Constitutional officer of South Dakota

The state auditor of South Dakota is a constitutional officer in the executive branch of the U.S. state of South Dakota. Twenty-seven individuals have held the office of state auditor since statehood. The incumbent is Rich Sattgast, a Republican.

==Powers and duties==
The state auditor is the elected watchdog of state government, scrutinizing and approving the disbursement of public funds paid out of the state treasury. The state auditor exercises this constitutional authority by preauditing all vouchers for claims against the state, issuing warrants on the state treasurer in payment of claims approved, recording financial transactions, reconciling fund balances, and submitting annual reports on the financial condition of state funds and appropriations to the governor, legislature, and various state agencies.

The state auditor also administers payroll to state employees. This activity entails collecting payroll and withheld federal income taxes from personnel, coordinating deposits with the IRS and Social Security Administration, and filing W-2s. Over the course of the payroll cycle, the state auditor's office audits payroll data maintained by state agencies and over 700 political subdivisions, including counties, cities, school districts, townships, and water districts.
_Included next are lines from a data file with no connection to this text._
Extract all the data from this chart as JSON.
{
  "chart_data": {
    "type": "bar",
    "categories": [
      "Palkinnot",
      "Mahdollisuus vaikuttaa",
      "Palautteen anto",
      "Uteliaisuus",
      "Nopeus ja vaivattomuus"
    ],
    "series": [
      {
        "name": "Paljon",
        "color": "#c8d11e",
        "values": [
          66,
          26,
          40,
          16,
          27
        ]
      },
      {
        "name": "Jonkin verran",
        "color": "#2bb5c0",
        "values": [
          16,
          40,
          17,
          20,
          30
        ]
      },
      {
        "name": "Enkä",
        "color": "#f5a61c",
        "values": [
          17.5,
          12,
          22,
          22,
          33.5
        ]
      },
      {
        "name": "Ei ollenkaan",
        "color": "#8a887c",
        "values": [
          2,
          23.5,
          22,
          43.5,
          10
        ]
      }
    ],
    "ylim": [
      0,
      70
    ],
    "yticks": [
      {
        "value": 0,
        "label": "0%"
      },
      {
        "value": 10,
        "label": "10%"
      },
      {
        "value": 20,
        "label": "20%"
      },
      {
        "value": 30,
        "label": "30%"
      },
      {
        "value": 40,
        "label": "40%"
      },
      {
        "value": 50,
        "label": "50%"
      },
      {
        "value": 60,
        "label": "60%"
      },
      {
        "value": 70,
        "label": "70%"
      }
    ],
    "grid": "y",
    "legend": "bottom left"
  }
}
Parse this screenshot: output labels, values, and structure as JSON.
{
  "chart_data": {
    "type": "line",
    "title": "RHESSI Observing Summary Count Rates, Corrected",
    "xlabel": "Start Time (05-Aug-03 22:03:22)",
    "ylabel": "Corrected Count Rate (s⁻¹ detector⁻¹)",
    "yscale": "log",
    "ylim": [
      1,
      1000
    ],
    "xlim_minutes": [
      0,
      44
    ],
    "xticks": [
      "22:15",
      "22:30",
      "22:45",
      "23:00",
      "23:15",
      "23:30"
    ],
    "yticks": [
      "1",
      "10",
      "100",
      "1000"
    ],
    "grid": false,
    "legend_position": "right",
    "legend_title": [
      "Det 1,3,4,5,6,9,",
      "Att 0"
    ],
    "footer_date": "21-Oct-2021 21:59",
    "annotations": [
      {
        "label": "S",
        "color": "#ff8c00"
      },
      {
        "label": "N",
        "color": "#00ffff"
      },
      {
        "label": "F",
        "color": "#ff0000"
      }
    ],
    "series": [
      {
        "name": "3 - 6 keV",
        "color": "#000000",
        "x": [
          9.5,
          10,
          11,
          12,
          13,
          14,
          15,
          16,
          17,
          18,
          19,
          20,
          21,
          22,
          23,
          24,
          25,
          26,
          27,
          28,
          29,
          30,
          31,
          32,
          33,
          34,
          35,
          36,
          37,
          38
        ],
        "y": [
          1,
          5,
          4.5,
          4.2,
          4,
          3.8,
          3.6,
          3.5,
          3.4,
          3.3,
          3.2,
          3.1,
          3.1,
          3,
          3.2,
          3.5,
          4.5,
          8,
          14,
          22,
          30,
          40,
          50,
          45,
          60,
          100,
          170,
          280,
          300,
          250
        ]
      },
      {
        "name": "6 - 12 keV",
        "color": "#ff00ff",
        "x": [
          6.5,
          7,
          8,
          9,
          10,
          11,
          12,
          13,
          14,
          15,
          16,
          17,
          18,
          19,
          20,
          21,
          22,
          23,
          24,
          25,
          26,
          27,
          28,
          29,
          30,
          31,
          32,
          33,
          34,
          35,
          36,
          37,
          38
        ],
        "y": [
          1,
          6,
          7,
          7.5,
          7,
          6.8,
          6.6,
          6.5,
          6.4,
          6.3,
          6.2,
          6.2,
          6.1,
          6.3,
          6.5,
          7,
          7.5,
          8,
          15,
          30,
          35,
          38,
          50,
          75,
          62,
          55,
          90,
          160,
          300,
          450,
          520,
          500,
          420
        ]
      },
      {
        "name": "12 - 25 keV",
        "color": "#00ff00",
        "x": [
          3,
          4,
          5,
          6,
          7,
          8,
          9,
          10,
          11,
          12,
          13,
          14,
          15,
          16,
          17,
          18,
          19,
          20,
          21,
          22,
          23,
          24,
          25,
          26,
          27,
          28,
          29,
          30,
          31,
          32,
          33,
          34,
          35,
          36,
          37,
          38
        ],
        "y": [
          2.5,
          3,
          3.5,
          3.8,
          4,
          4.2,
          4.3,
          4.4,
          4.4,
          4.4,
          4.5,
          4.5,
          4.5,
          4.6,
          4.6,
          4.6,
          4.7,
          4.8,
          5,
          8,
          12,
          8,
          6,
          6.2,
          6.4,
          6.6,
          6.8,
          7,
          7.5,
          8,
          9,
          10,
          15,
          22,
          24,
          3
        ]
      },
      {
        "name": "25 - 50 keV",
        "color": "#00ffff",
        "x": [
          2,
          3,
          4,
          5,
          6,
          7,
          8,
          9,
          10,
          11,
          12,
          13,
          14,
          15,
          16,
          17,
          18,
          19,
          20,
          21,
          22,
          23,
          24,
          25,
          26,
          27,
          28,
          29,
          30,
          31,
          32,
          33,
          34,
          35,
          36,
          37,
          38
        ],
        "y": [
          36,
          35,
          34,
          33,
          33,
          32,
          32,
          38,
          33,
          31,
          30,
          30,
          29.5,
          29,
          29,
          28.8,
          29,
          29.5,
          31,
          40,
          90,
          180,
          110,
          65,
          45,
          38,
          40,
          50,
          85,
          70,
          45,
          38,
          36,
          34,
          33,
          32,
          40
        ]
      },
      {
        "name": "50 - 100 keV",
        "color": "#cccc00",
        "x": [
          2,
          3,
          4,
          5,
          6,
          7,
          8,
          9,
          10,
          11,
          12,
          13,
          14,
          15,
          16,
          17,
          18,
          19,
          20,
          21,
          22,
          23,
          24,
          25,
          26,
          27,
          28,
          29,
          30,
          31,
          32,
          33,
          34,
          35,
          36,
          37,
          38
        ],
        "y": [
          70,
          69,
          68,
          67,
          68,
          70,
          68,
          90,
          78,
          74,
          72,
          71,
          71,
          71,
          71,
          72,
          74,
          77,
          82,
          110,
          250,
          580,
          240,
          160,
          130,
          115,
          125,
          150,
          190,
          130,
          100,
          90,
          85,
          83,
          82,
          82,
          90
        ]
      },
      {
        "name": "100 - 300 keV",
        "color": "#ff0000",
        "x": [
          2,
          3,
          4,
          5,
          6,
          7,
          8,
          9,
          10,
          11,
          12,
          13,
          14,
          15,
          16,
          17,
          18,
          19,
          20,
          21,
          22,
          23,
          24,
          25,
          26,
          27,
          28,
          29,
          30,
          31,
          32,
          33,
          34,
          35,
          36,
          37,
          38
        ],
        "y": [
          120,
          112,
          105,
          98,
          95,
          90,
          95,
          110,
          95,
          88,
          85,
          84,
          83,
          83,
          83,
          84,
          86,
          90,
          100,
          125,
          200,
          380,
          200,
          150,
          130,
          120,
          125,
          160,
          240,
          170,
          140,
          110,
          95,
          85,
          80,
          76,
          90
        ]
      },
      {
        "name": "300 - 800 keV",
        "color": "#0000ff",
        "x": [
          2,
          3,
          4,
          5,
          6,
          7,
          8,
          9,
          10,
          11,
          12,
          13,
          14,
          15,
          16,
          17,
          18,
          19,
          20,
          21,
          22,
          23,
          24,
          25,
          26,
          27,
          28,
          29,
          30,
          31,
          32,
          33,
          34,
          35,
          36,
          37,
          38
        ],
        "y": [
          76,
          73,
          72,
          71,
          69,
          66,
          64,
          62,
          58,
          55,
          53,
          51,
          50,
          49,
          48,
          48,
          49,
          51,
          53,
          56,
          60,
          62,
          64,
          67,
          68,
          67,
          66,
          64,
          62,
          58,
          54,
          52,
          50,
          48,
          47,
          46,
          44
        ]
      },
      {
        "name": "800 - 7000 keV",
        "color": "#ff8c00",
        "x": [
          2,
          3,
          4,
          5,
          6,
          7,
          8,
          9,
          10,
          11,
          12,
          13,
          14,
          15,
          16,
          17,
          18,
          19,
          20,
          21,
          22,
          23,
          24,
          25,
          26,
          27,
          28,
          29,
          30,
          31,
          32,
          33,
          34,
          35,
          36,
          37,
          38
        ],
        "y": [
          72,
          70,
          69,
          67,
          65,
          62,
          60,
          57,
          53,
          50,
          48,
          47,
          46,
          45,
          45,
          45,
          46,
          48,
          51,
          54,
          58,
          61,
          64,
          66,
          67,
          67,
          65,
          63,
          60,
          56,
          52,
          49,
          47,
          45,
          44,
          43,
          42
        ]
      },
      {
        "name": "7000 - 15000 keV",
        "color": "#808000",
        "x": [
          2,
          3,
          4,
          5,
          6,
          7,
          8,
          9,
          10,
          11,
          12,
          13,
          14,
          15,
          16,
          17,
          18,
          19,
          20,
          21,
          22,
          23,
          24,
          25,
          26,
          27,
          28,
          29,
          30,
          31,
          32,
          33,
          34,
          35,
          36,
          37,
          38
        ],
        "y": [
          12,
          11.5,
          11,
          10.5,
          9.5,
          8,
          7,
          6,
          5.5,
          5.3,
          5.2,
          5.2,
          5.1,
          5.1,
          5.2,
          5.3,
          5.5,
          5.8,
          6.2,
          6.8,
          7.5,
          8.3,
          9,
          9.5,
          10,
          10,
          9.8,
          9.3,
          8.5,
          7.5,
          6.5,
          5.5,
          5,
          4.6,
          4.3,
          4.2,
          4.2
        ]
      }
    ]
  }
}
In South Dakota, the state auditor does not postaudit state agencies or local governments. Financial, compliance, and performance audits of state agencies and local governments are instead the responsibility of the Department of Legislative Audit, which is led by an auditor general appointed by the legislature. Likewise, the state auditor does not maintain the state accounting system, design and enforce internal controls, or prepare the state's financial statements. Rather, these functions rest with the Bureau of Finance and Management, a division of the Department of Executive Management that also prepares and manages the state budget. Both the bureau and department are subject to the governor's direction and supervision. In this sense, the state auditor's office performs a function similar to that carried out by accounts payable departments in the private sector.